Agenda management proved crucial in moving the legislation, and so did efforts to minimize the potential cost of the tax cuts and mislead the public about its distribution. Tax cut proponents used deceitful frames, policy designs, cost estimates, and other gimmicks.
The administration and its allies came into office determined to overstate the surplus and understate the size of the tax cuts, hiding the true budgetary effects of the tax cuts would minimize the danger of the fiscal tradeoffs becoming salient. budget estimates of the Congressional Budget Office (CBO) that overstated the surplus under any plausible scenario were a great help....[the architects of the tax cut] added in numerous unrealistic assumptions of their own.
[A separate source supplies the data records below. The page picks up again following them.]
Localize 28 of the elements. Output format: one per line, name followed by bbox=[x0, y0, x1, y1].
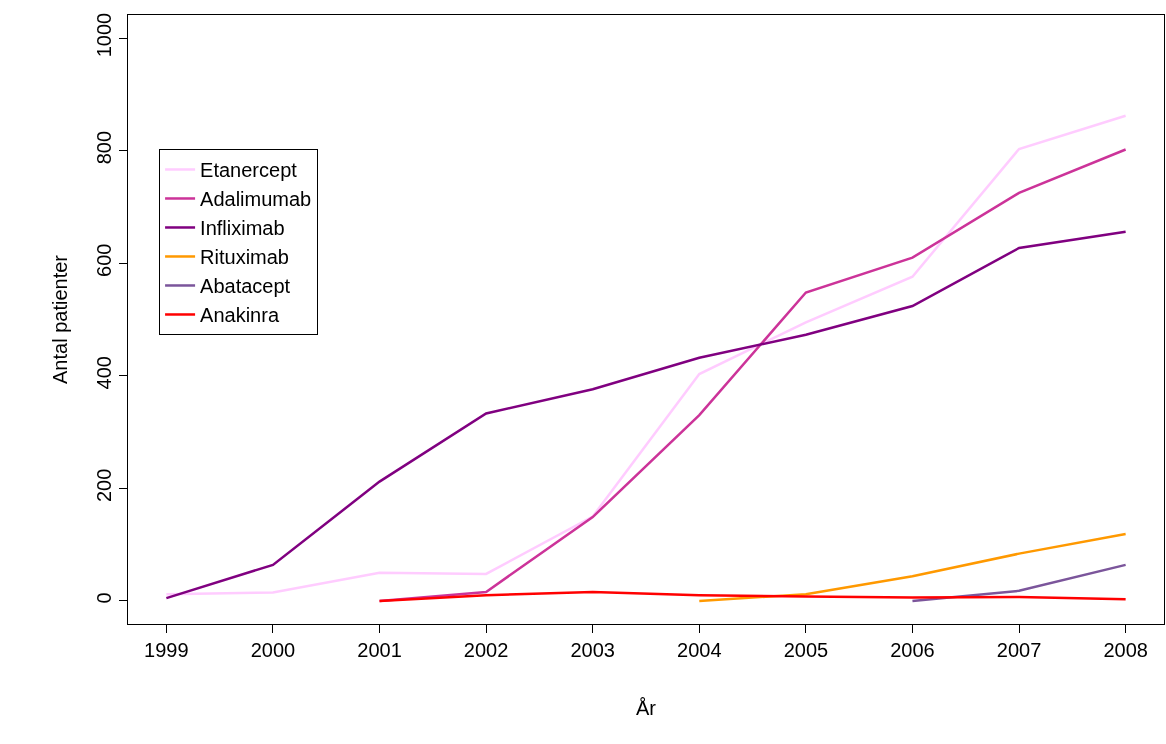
x-tick-label: 2005 bbox=[783, 639, 829, 661]
y-tick-label: 200 bbox=[93, 468, 115, 503]
x-tick-label: 2007 bbox=[996, 639, 1042, 661]
x-tick-label: 2003 bbox=[570, 639, 615, 661]
x-tick-label: 2002 bbox=[463, 639, 509, 661]
y-tick-label: 600 bbox=[93, 243, 115, 277]
legend-label: Adalimumab bbox=[200, 188, 312, 211]
legend-label: Etanercept bbox=[200, 159, 298, 182]
x-axis-title: År bbox=[636, 696, 657, 719]
x-tick-label: 2000 bbox=[250, 639, 296, 661]
legend-label: Abatacept bbox=[200, 275, 291, 298]
y-axis-title: Antal patienter bbox=[48, 254, 71, 384]
legend-label: Anakinra bbox=[200, 304, 280, 327]
x-tick-label: 1999 bbox=[144, 639, 189, 661]
y-tick-label: 0 bbox=[93, 592, 115, 604]
x-tick-label: 2004 bbox=[677, 639, 722, 661]
y-tick-label: 1000 bbox=[93, 12, 115, 58]
line-series bbox=[378, 590, 1127, 603]
legend-label: Rituximab bbox=[200, 246, 289, 269]
y-tick-label: 800 bbox=[93, 130, 115, 165]
x-tick-label: 2006 bbox=[890, 639, 935, 661]
line-series bbox=[378, 148, 1127, 603]
legend-label: Infliximab bbox=[200, 217, 285, 240]
x-tick-label: 2008 bbox=[1103, 639, 1148, 661]
line-series bbox=[165, 114, 1127, 596]
x-tick-label: 2001 bbox=[357, 639, 402, 661]
line-series bbox=[698, 532, 1127, 603]
y-tick-label: 400 bbox=[93, 356, 115, 390]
Most notably, supporters of the tax cut refrained from discounting revenues that were almost certain to dissipate. The key example is the the Alternative Minimum Tax (AMT)...
In the end, how did they get away with all this (emph. mine)?
Yet even in today's political system not all matters lend themselves to the dynamic we have unearthed in this case. not all issues make voters eyes glaze over in the way that details of tax policy do. On matters such as abortion or the environment, extreme policy initiatives run up against opposition that is knowledge-rich, well organized, and poised to react.
With respect to economic and class issues, however, the situation is different. As the passage of the 2001 tax cut starkly displays, it is here that the political resources that voters need to ensure responsiveness have eroded the most. The decline of unions and locally rooted Democratic Party organizations, coupled with widespread disillusionment about the political process, has left lower- and middle-income citizens dependent on the media and a race-horse-obsessed discourse shorn of much content. It is now possible for policy makers to venture far from the average voter on important matters. But there is nothing random about the kinds of adventures that are possible, the types of voters most likely to benefit, or the citizens most likely to pay the price.
The rationality of the public should not concern us, but the state of civil society probably should.